Two henchmen of a village mob boss guarding a badly roughed-up Ronin (that's a Samurai with no master), Sanjuro, watch him stir. One of them is worried while the other placates him saying “Don’t bother about him - he doesn’t have his sword”. That exemplified Sanjuro in Yojimbo for me. A consummate swordsman, he might not be physically powerful, but hand him a sword - the dexterity with which his slices and slashes it, makes him deadlist of opponents. Add to it his devious nature and you have a veritable trouble at hand, as the mobs in a Japanese town realize.
Yojimbo is set in an unnamed town torn apart by two factions. A Ronin rendered master-less by the fall of Togukawa dynasty comes there. As he walks an empty main street, he sees a dog running away with a severed hand and figures death visits the town very often. He later learns from the inn-keeper about the rivalry between Seibei and Ushitora for control over the town. This rivalry has kept his neighbor, the coffin-maker very busy. Ignoring inn-keeper’s exhortations to leave, Sanjuro decides to stay on and clean up the place. And his motive? Not money or power definitely; It might just be a desire to get into the thick of some action. Not knowing his motive doesn’t diminish an iota of entertainment value of the tautly-edited, quick paced story, so I didn't care.
Sanjuro soon starts his game, deftly playing one warring group against the other and succeeds in bringing them to an internecine ending. Toshiro Mifune as Sanjuro has a commanding screen presence, and it is a delight to watch him go about the clean-up. Like his Kikochiyo in Seven Samurai, Sanjuro too he has his own set of weird and often funny mannerisms - the scratching, shrugging and hiding his hands in the kimono - but then he isn’t as complicated as the former. And of course, he has an aura of heroism further accentuated by the kind of grudging admiration (and fearful loathing) he inspires from both mobs in the town.

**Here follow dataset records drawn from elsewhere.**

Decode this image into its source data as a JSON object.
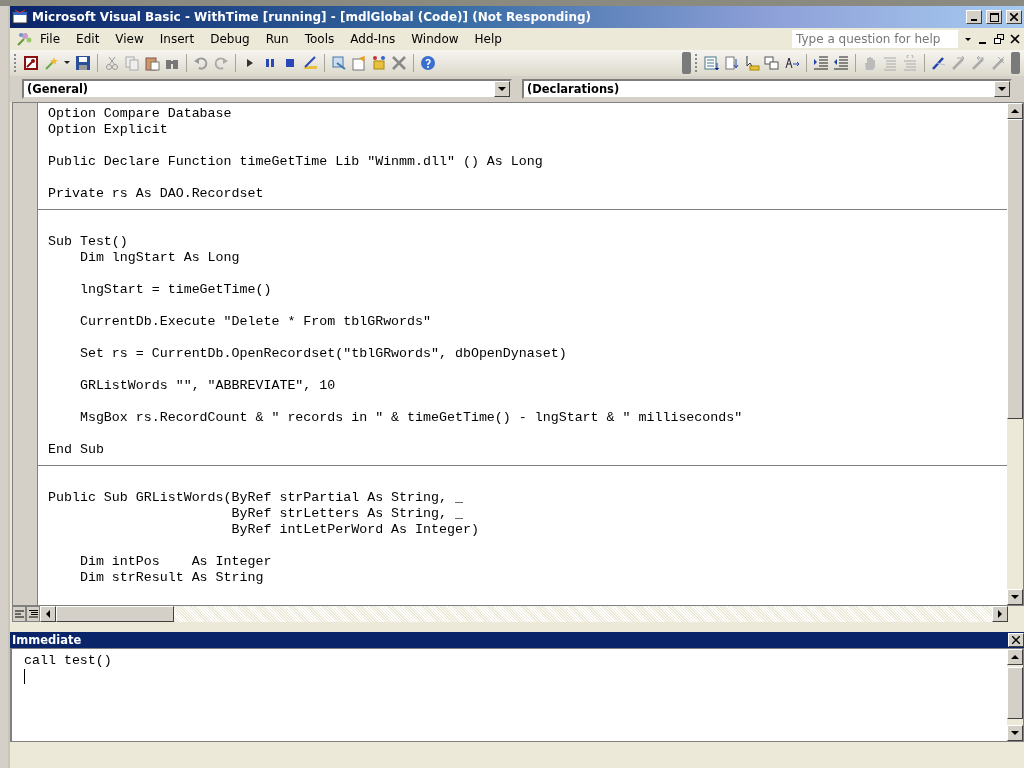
{
  "window": {
    "title": "Microsoft Visual Basic - WithTime [running] - [mdlGlobal (Code)] (Not Responding)"
  },
  "menu": [
    "File",
    "Edit",
    "View",
    "Insert",
    "Debug",
    "Run",
    "Tools",
    "Add-Ins",
    "Window",
    "Help"
  ],
  "help_box": {
    "placeholder": "Type a question for help"
  },
  "object_combo": {
    "value": "(General)"
  },
  "procedure_combo": {
    "value": "(Declarations)"
  },
  "code": [
    {
      "groups": [
        [
          "Option Compare Database",
          "Option Explicit"
        ],
        [
          "Public Declare Function timeGetTime Lib \"Winmm.dll\" () As Long"
        ],
        [
          "Private rs As DAO.Recordset"
        ]
      ]
    },
    {
      "groups": [
        [
          "Sub Test()",
          "    Dim lngStart As Long"
        ],
        [
          "    lngStart = timeGetTime()"
        ],
        [
          "    CurrentDb.Execute \"Delete * From tblGRwords\""
        ],
        [
          "    Set rs = CurrentDb.OpenRecordset(\"tblGRwords\", dbOpenDynaset)"
        ],
        [
          "    GRListWords \"\", \"ABBREVIATE\", 10"
        ],
        [
          "    MsgBox rs.RecordCount & \" records in \" & timeGetTime() - lngStart & \" milliseconds\""
        ],
        [
          "End Sub"
        ]
      ]
    },
    {
      "groups": [
        [
          "Public Sub GRListWords(ByRef strPartial As String, _",
          "                       ByRef strLetters As String, _",
          "                       ByRef intLetPerWord As Integer)"
        ],
        [
          "    Dim intPos    As Integer",
          "    Dim strResult As String"
        ]
      ]
    }
  ],
  "immediate": {
    "title": "Immediate",
    "lines": [
      "call test()"
    ]
  }
}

Tatsuya Nakadai plays Unosuke, the brother of Ushitora and the only one who can match Sanjuro’s wits. True to his name (as one character says in the movie) he is a wolf in a hare’s garb; his handsome face belies the savagery of character lurking beneath that shows occasionally through his cold-blooded actions, crooked smile and cold eyes. His feline gait underlines that menacing streak a tad more. Nakadai's role here looked to me like a pre-cursor to the ultra-savagery he personifies as Ryunosuke in The Sword of Doom.
A big asset of this film is its background score. It heightens the mood of the film considerably during all the battle scenes. I loved the music piece that plays during titles too.
For all its battle scenes and fights, the movie doesn’t come across as a serious one. It is not just the light-hearted moments interspersed in the narrative, but also Sanjuro's supreme confidence bordering on fatalism that gives you a reason to just sit back and enjoy his systematic demolition of the baddies. So, what are you waiting for? Get the DVD, popcorn and let the show begin.